Plymouth Rock

With Plymouth just a hop, skip and jump away from Salem, we had to stop by and take a peek at that famous rock. Raymond was quick to remind that the whole story of Plymouth Rock is probably a myth, but whatever. It’s a symbol of the origins of our country and I wanted to see it.

It was a pretty big letdown though.

The rock is housed in a monument and visitors look down through a grate as the rock is washed by the tide. The monument itself is fine, but sadly the beach within the grate was horrifying. It was full of cigarette butts and trash – including a pair of boxer shorts! I mean, really? I took photos, but I won’t post them. Even the postcards of the rock had cigarette butts in the photo. I was disgusted.

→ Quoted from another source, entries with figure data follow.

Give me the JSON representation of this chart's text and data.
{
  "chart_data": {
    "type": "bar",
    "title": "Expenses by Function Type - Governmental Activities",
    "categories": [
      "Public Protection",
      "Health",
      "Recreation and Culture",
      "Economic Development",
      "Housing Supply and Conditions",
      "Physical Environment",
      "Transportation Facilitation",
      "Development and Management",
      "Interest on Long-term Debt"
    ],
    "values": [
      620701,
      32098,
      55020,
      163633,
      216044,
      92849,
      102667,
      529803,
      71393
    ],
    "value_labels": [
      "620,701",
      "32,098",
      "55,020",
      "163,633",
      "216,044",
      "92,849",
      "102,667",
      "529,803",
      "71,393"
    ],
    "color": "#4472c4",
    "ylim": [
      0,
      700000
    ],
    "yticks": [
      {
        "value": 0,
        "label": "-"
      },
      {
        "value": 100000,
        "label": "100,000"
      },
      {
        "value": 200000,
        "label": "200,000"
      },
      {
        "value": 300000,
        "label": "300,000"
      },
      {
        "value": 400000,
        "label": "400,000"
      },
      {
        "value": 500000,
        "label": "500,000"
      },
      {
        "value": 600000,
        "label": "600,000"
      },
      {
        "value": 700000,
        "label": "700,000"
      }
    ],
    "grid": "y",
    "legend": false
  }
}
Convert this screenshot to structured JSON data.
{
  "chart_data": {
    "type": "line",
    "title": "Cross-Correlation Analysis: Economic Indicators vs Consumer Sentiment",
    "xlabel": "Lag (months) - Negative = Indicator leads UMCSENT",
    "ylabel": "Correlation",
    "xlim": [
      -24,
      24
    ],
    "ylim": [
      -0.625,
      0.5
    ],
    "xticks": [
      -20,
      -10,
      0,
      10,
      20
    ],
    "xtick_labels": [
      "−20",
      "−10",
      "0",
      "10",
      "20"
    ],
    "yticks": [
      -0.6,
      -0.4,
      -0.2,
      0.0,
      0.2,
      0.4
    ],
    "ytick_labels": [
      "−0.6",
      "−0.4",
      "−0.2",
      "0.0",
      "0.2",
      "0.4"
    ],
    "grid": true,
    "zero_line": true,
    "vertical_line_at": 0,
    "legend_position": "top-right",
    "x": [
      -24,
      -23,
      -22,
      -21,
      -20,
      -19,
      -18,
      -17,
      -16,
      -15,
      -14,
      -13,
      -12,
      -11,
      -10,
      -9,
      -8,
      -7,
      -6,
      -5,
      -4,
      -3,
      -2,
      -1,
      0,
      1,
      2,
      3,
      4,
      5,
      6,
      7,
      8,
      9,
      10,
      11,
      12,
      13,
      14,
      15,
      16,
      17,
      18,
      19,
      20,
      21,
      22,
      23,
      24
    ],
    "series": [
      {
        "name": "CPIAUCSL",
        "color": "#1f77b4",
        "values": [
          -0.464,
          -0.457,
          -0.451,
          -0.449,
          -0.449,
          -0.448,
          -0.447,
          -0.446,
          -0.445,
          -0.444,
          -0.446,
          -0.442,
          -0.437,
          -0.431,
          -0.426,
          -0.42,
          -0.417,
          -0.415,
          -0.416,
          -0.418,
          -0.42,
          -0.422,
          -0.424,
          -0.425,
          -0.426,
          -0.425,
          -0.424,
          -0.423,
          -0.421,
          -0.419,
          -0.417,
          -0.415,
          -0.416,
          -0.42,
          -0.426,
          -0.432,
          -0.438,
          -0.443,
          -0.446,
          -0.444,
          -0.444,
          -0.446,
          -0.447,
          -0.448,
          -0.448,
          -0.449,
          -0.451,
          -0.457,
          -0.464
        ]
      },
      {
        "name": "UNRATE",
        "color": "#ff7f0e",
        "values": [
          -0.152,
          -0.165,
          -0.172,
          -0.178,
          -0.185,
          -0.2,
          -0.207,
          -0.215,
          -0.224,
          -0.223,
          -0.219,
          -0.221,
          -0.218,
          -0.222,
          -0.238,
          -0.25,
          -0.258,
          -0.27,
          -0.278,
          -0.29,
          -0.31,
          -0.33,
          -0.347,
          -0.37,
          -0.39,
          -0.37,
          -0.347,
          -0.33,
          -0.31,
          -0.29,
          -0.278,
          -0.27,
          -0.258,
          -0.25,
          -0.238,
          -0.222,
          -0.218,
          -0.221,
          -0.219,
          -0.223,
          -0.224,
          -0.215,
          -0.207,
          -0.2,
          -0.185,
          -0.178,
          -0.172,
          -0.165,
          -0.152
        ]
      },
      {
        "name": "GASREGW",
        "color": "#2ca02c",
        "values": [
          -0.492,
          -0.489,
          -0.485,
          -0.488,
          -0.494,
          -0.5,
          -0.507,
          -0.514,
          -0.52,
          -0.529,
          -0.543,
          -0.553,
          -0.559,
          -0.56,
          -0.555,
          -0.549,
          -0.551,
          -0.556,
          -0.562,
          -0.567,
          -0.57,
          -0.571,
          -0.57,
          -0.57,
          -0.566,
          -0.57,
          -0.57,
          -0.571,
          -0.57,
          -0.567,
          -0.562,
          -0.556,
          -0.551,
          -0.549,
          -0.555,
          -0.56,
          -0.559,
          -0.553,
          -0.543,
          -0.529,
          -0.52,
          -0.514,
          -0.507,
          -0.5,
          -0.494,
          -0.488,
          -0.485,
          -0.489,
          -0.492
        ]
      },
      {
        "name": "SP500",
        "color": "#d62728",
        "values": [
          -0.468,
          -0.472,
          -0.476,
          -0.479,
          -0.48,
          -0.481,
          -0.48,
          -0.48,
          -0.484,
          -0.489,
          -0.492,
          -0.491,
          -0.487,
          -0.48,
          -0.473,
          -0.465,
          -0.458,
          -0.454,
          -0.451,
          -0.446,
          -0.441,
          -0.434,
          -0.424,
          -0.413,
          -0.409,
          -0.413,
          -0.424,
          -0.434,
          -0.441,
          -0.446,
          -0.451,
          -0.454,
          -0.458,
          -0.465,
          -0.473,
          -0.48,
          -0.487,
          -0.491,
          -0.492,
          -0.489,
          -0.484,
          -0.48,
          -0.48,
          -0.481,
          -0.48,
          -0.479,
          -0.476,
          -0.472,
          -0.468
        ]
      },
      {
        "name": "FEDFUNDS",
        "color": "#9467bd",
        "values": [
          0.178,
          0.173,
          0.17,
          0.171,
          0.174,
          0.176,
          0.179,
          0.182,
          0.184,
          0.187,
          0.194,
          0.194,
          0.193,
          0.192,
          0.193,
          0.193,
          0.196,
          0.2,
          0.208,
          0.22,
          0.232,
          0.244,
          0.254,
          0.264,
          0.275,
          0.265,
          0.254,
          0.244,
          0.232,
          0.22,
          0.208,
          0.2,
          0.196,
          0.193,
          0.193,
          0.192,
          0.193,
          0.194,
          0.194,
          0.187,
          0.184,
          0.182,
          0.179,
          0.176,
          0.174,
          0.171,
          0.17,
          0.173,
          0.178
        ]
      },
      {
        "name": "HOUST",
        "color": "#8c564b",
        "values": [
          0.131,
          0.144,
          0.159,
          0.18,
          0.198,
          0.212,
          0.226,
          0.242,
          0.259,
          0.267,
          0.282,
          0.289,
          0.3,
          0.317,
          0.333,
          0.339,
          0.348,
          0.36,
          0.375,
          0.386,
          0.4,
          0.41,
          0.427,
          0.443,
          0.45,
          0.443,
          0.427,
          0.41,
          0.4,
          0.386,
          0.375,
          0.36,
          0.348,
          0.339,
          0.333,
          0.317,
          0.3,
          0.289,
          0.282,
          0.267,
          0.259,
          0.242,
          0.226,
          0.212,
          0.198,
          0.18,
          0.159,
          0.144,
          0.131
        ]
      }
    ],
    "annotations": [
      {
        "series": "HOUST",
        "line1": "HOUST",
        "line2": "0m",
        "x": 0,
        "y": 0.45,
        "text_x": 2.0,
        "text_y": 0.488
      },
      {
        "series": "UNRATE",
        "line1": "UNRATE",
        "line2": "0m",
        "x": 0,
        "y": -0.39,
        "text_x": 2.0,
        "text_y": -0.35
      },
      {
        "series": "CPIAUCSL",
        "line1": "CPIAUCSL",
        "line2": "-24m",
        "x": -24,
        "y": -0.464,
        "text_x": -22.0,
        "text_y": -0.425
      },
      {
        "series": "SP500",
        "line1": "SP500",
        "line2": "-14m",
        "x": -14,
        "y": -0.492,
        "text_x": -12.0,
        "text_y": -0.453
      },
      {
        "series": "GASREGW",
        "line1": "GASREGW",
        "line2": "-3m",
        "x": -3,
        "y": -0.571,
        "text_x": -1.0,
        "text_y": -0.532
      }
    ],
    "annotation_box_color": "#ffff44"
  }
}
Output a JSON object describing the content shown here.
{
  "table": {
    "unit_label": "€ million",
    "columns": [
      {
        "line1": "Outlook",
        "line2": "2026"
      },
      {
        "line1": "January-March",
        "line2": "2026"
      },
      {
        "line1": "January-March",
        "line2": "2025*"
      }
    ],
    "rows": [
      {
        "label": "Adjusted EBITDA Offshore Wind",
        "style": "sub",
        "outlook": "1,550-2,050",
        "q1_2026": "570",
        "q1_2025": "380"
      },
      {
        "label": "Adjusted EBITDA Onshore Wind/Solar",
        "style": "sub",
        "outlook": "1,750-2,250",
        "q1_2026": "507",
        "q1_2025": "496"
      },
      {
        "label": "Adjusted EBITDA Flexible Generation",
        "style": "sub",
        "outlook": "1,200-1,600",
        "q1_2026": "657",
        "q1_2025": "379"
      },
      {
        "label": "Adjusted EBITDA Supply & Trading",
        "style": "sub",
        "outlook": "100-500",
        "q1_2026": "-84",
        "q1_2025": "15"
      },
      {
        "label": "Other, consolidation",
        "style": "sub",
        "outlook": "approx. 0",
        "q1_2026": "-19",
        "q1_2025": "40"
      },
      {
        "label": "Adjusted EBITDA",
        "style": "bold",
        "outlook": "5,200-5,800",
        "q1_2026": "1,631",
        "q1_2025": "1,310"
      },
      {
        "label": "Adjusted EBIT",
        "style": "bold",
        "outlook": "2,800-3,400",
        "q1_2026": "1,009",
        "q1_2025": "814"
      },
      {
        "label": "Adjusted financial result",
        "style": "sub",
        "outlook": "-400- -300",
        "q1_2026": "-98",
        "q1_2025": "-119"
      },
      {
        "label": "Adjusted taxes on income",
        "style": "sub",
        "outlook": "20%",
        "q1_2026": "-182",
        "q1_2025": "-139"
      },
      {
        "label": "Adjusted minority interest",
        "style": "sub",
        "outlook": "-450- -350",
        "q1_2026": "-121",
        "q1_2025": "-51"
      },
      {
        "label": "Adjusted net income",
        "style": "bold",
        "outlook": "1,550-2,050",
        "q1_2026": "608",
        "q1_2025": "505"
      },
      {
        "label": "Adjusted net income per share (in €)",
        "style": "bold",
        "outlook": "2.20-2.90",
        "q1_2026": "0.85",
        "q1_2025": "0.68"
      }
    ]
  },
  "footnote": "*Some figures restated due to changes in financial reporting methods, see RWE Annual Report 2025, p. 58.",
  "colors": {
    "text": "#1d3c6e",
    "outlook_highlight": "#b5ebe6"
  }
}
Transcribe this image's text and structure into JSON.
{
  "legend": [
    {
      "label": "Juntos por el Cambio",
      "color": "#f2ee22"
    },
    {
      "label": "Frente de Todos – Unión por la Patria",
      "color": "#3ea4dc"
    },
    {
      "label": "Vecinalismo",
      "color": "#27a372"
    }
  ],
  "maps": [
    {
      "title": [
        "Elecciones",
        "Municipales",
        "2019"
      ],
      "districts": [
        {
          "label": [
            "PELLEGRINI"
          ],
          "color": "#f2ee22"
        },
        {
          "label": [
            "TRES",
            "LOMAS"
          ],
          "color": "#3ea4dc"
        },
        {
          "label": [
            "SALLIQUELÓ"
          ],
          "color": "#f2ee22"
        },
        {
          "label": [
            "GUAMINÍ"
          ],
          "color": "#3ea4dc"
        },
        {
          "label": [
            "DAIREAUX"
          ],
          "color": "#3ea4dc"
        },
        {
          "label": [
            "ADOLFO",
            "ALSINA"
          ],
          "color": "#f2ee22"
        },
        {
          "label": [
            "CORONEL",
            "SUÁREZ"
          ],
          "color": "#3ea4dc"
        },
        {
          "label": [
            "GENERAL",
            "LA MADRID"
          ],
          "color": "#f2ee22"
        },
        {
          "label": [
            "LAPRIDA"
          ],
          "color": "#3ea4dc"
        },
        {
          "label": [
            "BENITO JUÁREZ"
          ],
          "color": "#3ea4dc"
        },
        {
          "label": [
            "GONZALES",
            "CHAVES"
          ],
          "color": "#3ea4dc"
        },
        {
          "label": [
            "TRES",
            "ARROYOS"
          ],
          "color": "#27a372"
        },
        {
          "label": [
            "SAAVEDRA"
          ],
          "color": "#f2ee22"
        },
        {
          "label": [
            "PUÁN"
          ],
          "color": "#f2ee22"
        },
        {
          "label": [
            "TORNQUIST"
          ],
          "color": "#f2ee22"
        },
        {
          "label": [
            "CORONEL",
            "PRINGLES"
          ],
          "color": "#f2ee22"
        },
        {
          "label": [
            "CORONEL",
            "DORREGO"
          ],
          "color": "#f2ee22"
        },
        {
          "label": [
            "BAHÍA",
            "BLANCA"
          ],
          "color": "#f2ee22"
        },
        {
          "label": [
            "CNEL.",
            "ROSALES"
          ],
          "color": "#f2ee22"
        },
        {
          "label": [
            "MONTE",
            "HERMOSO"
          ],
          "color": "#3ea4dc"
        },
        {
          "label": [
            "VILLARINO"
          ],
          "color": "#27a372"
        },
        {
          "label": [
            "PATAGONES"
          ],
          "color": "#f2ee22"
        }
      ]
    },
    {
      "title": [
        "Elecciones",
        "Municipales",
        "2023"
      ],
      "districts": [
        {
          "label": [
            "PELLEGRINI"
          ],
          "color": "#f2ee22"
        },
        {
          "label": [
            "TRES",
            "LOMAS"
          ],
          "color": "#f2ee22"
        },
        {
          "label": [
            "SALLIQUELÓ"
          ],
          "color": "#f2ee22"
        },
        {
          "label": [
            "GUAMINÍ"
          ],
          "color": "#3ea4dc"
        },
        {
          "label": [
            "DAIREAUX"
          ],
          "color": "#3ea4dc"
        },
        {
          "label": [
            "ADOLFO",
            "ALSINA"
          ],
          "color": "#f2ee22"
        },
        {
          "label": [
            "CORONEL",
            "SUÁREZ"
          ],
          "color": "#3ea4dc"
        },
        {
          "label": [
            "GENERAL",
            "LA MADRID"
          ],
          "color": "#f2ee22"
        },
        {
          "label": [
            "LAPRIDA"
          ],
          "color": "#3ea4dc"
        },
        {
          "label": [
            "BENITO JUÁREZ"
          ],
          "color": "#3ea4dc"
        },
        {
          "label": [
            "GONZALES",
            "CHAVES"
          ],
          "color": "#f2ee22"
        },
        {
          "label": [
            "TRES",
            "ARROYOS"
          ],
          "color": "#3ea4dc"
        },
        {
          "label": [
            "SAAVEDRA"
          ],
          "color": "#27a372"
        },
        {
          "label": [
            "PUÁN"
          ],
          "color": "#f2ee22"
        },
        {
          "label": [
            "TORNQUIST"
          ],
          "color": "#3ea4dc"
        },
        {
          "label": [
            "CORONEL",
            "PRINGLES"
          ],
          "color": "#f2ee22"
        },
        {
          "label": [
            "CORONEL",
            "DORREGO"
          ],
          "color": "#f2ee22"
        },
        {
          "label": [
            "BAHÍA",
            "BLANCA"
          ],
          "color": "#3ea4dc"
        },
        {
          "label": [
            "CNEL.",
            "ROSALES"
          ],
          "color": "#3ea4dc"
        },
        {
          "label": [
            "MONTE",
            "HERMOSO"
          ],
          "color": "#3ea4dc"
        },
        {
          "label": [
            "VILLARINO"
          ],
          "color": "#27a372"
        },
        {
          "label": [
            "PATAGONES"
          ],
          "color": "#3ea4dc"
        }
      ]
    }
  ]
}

Fortunately, Plimoth Plantation was more of a success. Plimoth Plantation is a Smithsonian Institute affiliate program with recreations of a 17th century Wampanoag homesite and English village. Add to that a lovely waterfront lunch and yet another rocky beach to explore, and our day in Plymouth can be called a success.


2 responses to “Plymouth Rock

  1. Wow. How could Americans let Plymoth Rock get like that? Seriously. How embarassing for a national symbol. Love the tatoo on the Native American guy– did it say “Mom” or have something totally out of context on it?

    • Jennifer, I’m right there with you about the rock. I was totally disappointed.

      The Wampanoag interpreters were all actual Wampanoag Indians, but unlike the English interpreters they presented themselves as modern day people, so really I hardly noticed the tattoo at the time!